• Tiger Woods’ decline has made golf more intriguing


    This is not merely change, which can mean nickel and dime. It is sea change.

    Tiger’s paw still smacks at golf, only in a different way. He started it but can’t finish it.

    The game has moved away from straight, predictable stretch of road that was Tiger Woods (every so often Phil Mickelson rearranged the itinerary) and careened hither and yon, dogleg right and left. Nobody knows where it’s headed, but it strangely may be for the better — even if those once interested only because of Tiger aren’t as interested anymore.

    In short, we now have no idea who’s going to be the best player from week to week. Just when we think we do, reality double-bogeys. It’s what Tiger’s rise (and his plummet) has wrought.
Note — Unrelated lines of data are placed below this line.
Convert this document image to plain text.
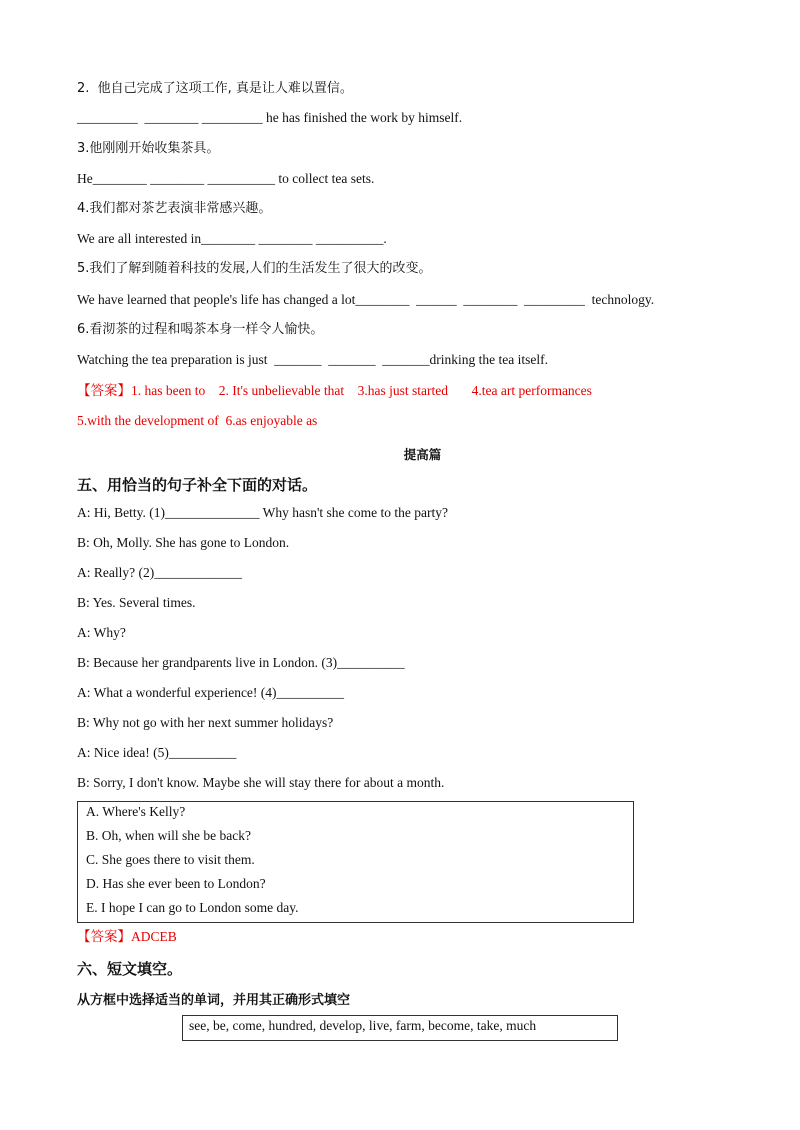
2.  他自己完成了这项工作, 真是让人难以置信。
_________  ________ _________ he has finished the work by himself.
3.他刚刚开始收集茶具。
He________ ________ __________ to collect tea sets.
4.我们都对茶艺表演非常感兴趣。
We are all interested in________ ________ __________.
5.我们了解到随着科技的发展,人们的生活发生了很大的改变。
We have learned that people's life has changed a lot________  ______  ________  _________  technology.
6.看沏茶的过程和喝茶本身一样令人愉快。
Watching the tea preparation is just  _______  _______  _______drinking the tea itself.
【答案】1. has been to    2. It's unbelievable that    3.has just started       4.tea art performances
5.with the development of  6.as enjoyable as
提高篇
五、用恰当的句子补全下面的对话。
A: Hi, Betty. (1)______________ Why hasn't she come to the party?
B: Oh, Molly. She has gone to London.
A: Really? (2)_____________
B: Yes. Several times.
A: Why?
B: Because her grandparents live in London. (3)__________
A: What a wonderful experience! (4)__________
B: Why not go with her next summer holidays?
A: Nice idea! (5)__________
B: Sorry, I don't know. Maybe she will stay there for about a month.
A. Where's Kelly?
B. Oh, when will she be back?
C. She goes there to visit them.
D. Has she ever been to London?
E. I hope I can go to London some day.
【答案】ADCEB
六、短文填空。
从方框中选择适当的单词，并用其正确形式填空
see, be, come, hundred, develop, live, farm, become, take, much
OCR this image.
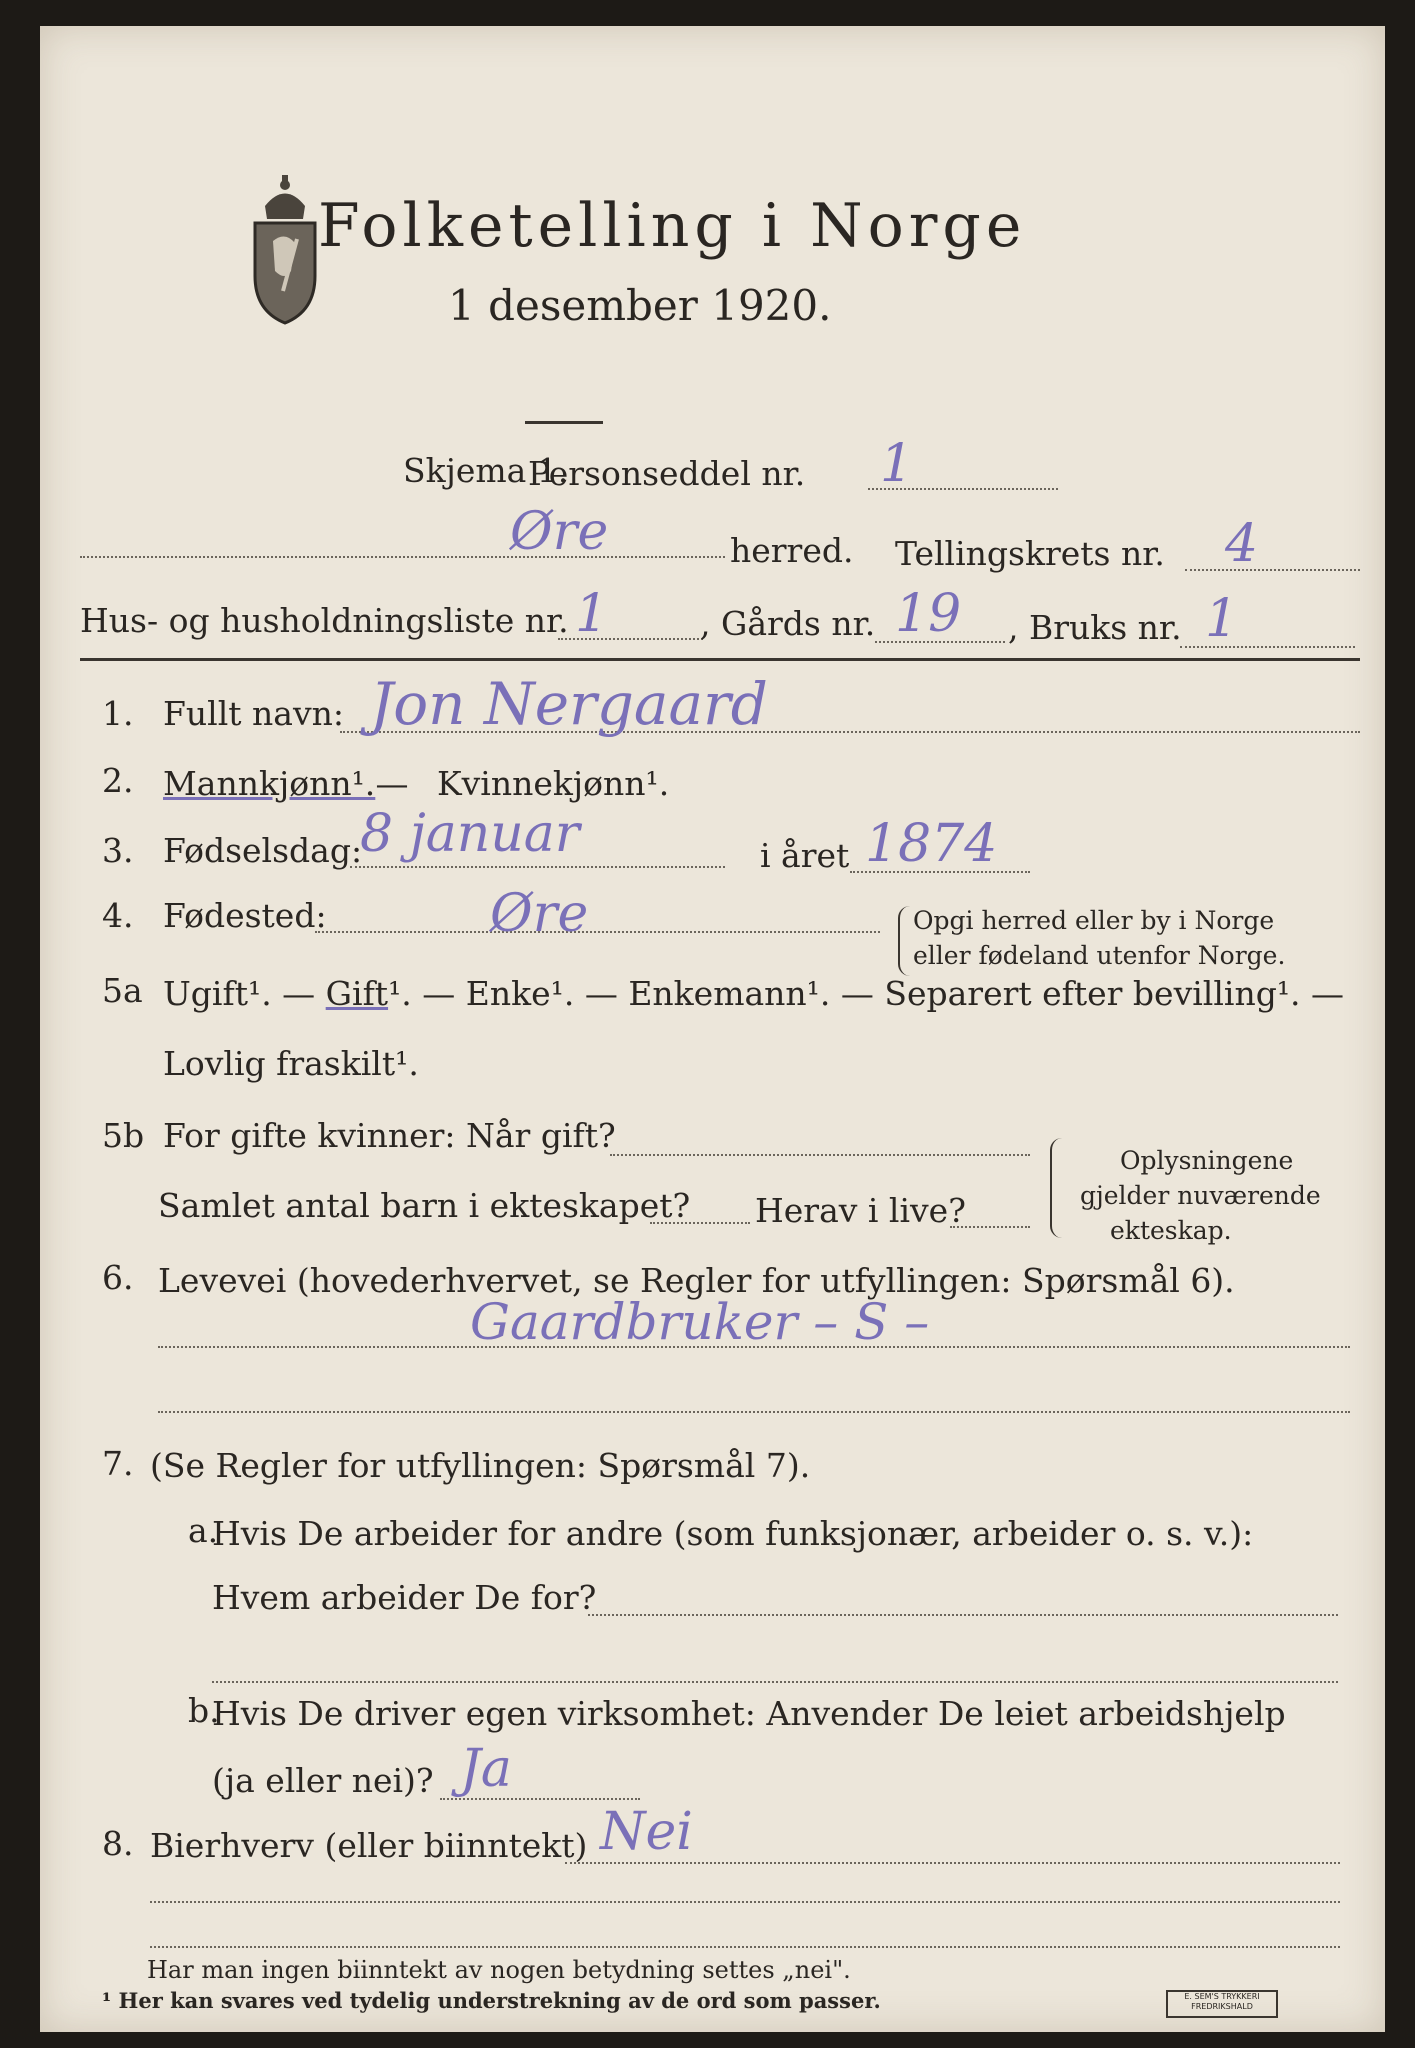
Folketelling i Norge
1 desember 1920.
Skjema 1.
Personseddel nr. 1
Øre	herred. Tellingskrets nr. 4
Hus- og husholdningsliste nr. 1	, Gårds nr. 19 , Bruks nr. 1
1. Fullt navn: Jon Nergaard
2. Mannkjønn¹.
— Kvinnekjønn¹.
3. Fødselsdag:
8 januar	i året 1874
4. Fødested:	Øre	Opgi herred eller by i Norge
eller fødeland utenfor Norge.
5a Ugift¹. — Gift¹. — Enke¹. — Enkemann¹. — Separert efter bevilling¹. —
Lovlig fraskilt¹.
5b For gifte kvinner: Når gift?
Samlet antal barn i ekteskapet? Herav i live?
Oplysningene
gjelder nuværende
ekteskap.
6. Levevei (hovederhvervet, se Regler for utfyllingen: Spørsmål 6).
Gaardbruker – S –
7. (Se Regler for utfyllingen: Spørsmål 7).
a.
Hvis De arbeider for andre (som funksjonær, arbeider o. s. v.):
Hvem arbeider De for?
b.
Hvis De driver egen virksomhet: Anvender De leiet arbeidshjelp
(ja eller nei)? Ja
8. Bierhverv (eller biinntekt) Nei
Har man ingen biinntekt av nogen betydning settes „nei".
¹ Her kan svares ved tydelig understrekning av de ord som passer.	E. SEM'S TRYKKERI
FREDRIKSHALD
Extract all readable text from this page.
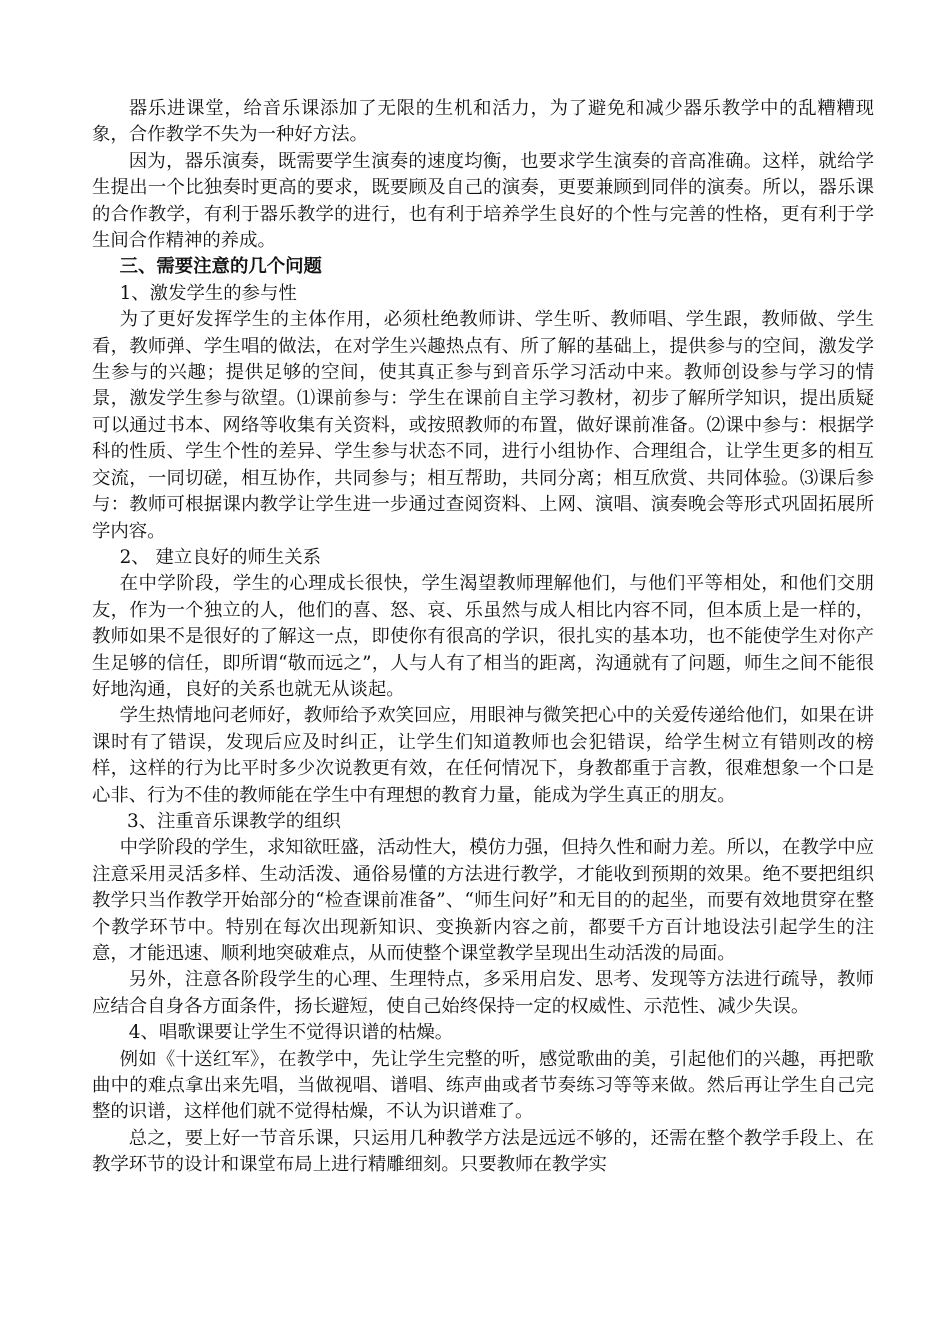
器乐进课堂，给音乐课添加了无限的生机和活力，为了避免和减少器乐教学中的乱糟糟现象，合作教学不失为一种好方法。

因为，器乐演奏，既需要学生演奏的速度均衡，也要求学生演奏的音高准确。这样，就给学生提出一个比独奏时更高的要求，既要顾及自己的演奏，更要兼顾到同伴的演奏。所以，器乐课的合作教学，有利于器乐教学的进行，也有利于培养学生良好的个性与完善的性格，更有利于学生间合作精神的养成。

三、需要注意的几个问题

1、激发学生的参与性

为了更好发挥学生的主体作用，必须杜绝教师讲、学生听、教师唱、学生跟，教师做、学生看，教师弹、学生唱的做法，在对学生兴趣热点有、所了解的基础上，提供参与的空间，激发学生参与的兴趣；提供足够的空间，使其真正参与到音乐学习活动中来。教师创设参与学习的情景，激发学生参与欲望。⑴课前参与：学生在课前自主学习教材，初步了解所学知识，提出质疑可以通过书本、网络等收集有关资料，或按照教师的布置，做好课前准备。⑵课中参与：根据学科的性质、学生个性的差异、学生参与状态不同，进行小组协作、合理组合，让学生更多的相互交流，一同切磋，相互协作，共同参与；相互帮助，共同分离；相互欣赏、共同体验。⑶课后参与：教师可根据课内教学让学生进一步通过查阅资料、上网、演唱、演奏晚会等形式巩固拓展所学内容。

2、 建立良好的师生关系

在中学阶段，学生的心理成长很快，学生渴望教师理解他们，与他们平等相处，和他们交朋友，作为一个独立的人，他们的喜、怒、哀、乐虽然与成人相比内容不同，但本质上是一样的，教师如果不是很好的了解这一点，即使你有很高的学识，很扎实的基本功，也不能使学生对你产生足够的信任，即所谓“敬而远之”，人与人有了相当的距离，沟通就有了问题，师生之间不能很好地沟通，良好的关系也就无从谈起。

学生热情地问老师好，教师给予欢笑回应，用眼神与微笑把心中的关爱传递给他们，如果在讲课时有了错误，发现后应及时纠正，让学生们知道教师也会犯错误，给学生树立有错则改的榜样，这样的行为比平时多少次说教更有效，在任何情况下，身教都重于言教，很难想象一个口是心非、行为不佳的教师能在学生中有理想的教育力量，能成为学生真正的朋友。

3、注重音乐课教学的组织

中学阶段的学生，求知欲旺盛，活动性大，模仿力强，但持久性和耐力差。所以，在教学中应注意采用灵活多样、生动活泼、通俗易懂的方法进行教学，才能收到预期的效果。绝不要把组织教学只当作教学开始部分的“检查课前准备”、“师生问好”和无目的的起坐，而要有效地贯穿在整个教学环节中。特别在每次出现新知识、变换新内容之前，都要千方百计地设法引起学生的注意，才能迅速、顺利地突破难点，从而使整个课堂教学呈现出生动活泼的局面。

另外，注意各阶段学生的心理、生理特点，多采用启发、思考、发现等方法进行疏导，教师应结合自身各方面条件，扬长避短，使自己始终保持一定的权威性、示范性、减少失误。

4、唱歌课要让学生不觉得识谱的枯燥。

例如《十送红军》，在教学中，先让学生完整的听，感觉歌曲的美，引起他们的兴趣，再把歌曲中的难点拿出来先唱，当做视唱、谱唱、练声曲或者节奏练习等等来做。然后再让学生自己完整的识谱，这样他们就不觉得枯燥，不认为识谱难了。

总之，要上好一节音乐课，只运用几种教学方法是远远不够的，还需在整个教学手段上、在教学环节的设计和课堂布局上进行精雕细刻。只要教师在教学实
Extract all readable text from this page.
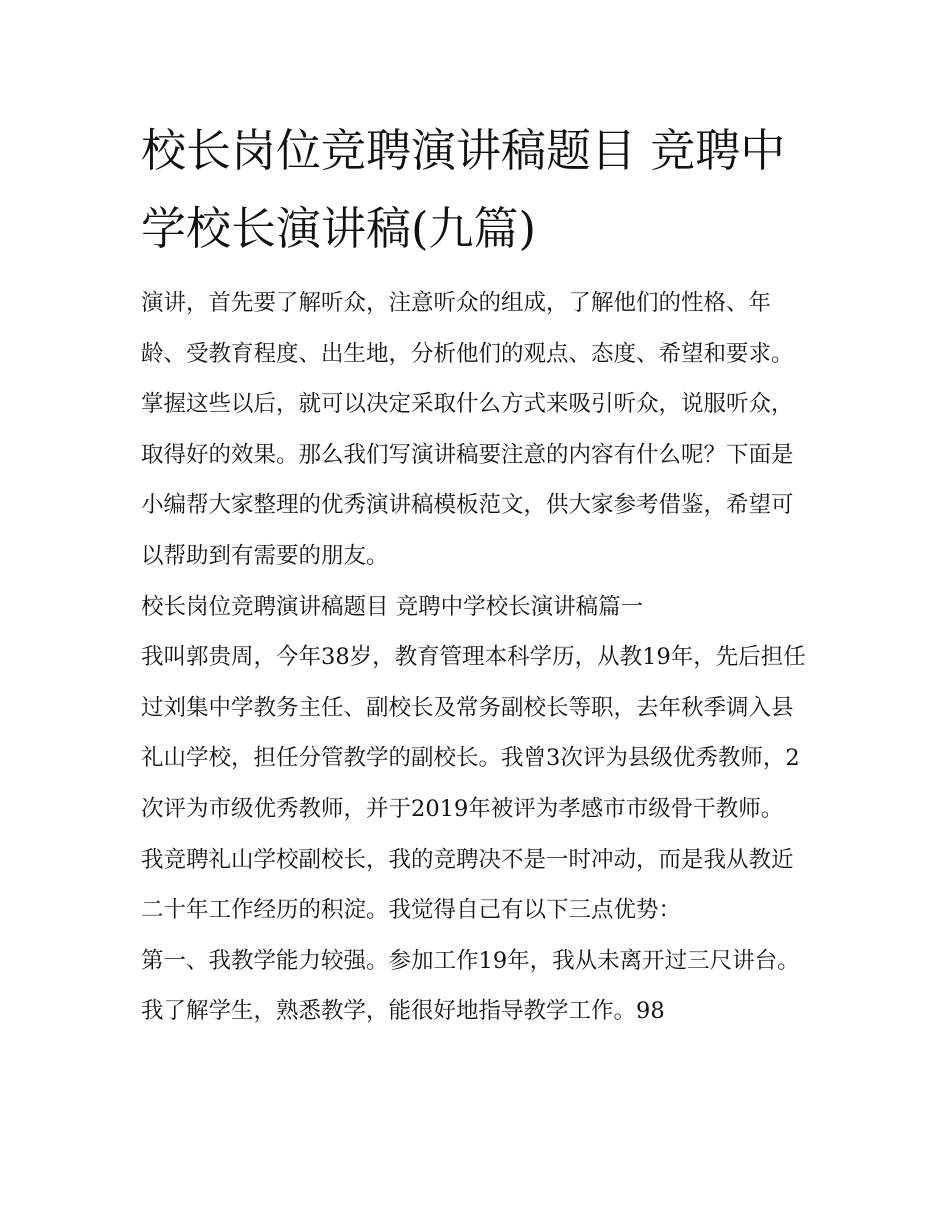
校长岗位竞聘演讲稿题目 竞聘中学校长演讲稿(九篇)

演讲，首先要了解听众，注意听众的组成，了解他们的性格、年龄、受教育程度、出生地，分析他们的观点、态度、希望和要求。掌握这些以后，就可以决定采取什么方式来吸引听众，说服听众，取得好的效果。那么我们写演讲稿要注意的内容有什么呢？下面是小编帮大家整理的优秀演讲稿模板范文，供大家参考借鉴，希望可以帮助到有需要的朋友。

校长岗位竞聘演讲稿题目 竞聘中学校长演讲稿篇一

我叫郭贵周，今年38岁，教育管理本科学历，从教19年，先后担任过刘集中学教务主任、副校长及常务副校长等职，去年秋季调入县礼山学校，担任分管教学的副校长。我曾3次评为县级优秀教师，2次评为市级优秀教师，并于2019年被评为孝感市市级骨干教师。

我竞聘礼山学校副校长，我的竞聘决不是一时冲动，而是我从教近二十年工作经历的积淀。我觉得自己有以下三点优势：

第一、我教学能力较强。参加工作19年，我从未离开过三尺讲台。我了解学生，熟悉教学，能很好地指导教学工作。98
    Brooks Koepka recently won the US Open. If you’ve never heard of him, you’re one of the Tiger-or-no-one-else fans. He’s a good player. He dominated ultra-long Erin Hills, which ridiculously played at par 72, and had the personality of a pitch and putt.

    Brooks never may win another major. He may win five. This is golf now. One day, Jordan Spieth, Jason Day and Dustin Johnson are the guys. Then maybe Rickie Fowler, who’s never won a major. A Sergio Garcia finally sneaks one at the Masters. Rory McIlroy was to be the new Tiger — he was a comet who briefly whipped magic — and on and on.

    US golfer Tiger Woods swings from a bunker. AFP PHOTO

    The telling stat is this: The champions of the last seven majors are golfers who never had won one.

    This is what happens with no Tiger, who, face it, is done. Phil, who continues to play well enough to contend, turned 47, and while still capable of rising to the kill, can’t consistently be what he was. Father time is a rotten caddy.

    So, what now? Where is golf going?

    To help find the answer, I went to renowned golf/sports psychologist Dr. Michael Lardon, a former national table tennis champion, Rice/Stanford-educated, associate clinical professor of medicine at UC San Diego, and author of two books, including “Golf’s Mental Game,” forward by Mickelson.

    “When Tiger dominated, we had the Tiger Effect,” Lardon said.

    Woods made them all more money, but players genuflected in his presence.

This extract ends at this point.